Johnny G. Lloyd is a New York-based writer and producer. As a playwright, his work has been seen and developed at The Corkscrew Festival, 59E59, Dixon Place, The Tank, Judson Memorial Church, Theatre Lab at Florida Atlantic University, Fringe NYC and more. Johnny was a semi-finalist for the 2018 Open-Application Commission at Clubbed Thumb and the 2017-2018 Shubert Fellow for Playwriting at Columbia University. He is the producing director of InVersion Theatre. MFA Candidate in Playwriting at Columbia University.
Jeremy O'Brian is a Mississippi-born, Brooklyn-based playwright whose work has been produced/ developed with Tectonic Theatre Company, Lambda Literary, Athena Theatre Co., and The New School for Drama where he currently studies Playwriting. Jeremy holds a Masters in African Diaspora Studies from UT-Austin and a BA from Tougaloo College.
Liberation Theatre Company was established in 2009 with the mission to create a home for emerging Black playwrights to develop their work and express themselves artistically in a supportive and focused environment. Directly and indirectly, LTC has helped to develop or provide exposure to more than 100 writers through various programs.

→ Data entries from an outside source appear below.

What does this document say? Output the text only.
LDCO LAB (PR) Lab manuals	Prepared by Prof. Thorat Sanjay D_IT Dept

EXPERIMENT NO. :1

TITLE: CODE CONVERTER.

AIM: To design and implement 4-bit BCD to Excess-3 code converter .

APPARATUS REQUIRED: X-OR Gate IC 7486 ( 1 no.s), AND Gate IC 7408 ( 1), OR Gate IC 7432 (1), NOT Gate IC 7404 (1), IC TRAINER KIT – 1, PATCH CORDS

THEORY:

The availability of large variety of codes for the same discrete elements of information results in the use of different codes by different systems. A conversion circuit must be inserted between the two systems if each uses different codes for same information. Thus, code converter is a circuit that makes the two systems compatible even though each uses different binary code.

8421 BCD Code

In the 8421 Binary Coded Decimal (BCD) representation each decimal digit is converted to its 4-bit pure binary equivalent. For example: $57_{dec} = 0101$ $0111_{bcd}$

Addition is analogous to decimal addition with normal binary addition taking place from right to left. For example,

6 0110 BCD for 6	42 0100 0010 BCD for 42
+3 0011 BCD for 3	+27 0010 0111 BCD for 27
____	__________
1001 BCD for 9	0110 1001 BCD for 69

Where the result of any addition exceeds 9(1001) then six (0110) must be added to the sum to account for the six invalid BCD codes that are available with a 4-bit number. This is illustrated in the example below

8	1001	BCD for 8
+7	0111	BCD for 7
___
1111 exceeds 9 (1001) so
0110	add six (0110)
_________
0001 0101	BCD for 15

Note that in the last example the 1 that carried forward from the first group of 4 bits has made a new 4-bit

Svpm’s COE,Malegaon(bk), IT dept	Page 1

In 2010, LTC initiated Harlem9, a successful collaboration of Black theatre producers in Harlem, which began producing the annual 48Hours in...™ Harlem 10-minute play festival in August 2011. 48Hours in...™ Harlem received an Obie Award in 2014, and three anthologies of plays written for the festival have been published and made available to drama schools, libraries and the general public. 48Hours in...™ El Bronx has been presented three times, in collaboration with Pregones/Puerto Rican Traveling Theater and provided opportunities for Latin theatre artists.
LTC is managed by Sandra A. Daley-Sharif, co-founder and Producing Artistic Director, Spencer Scott Barros, co-founder and Associate Artistic Director, andBernard J. Tarver, Associate Producing Director.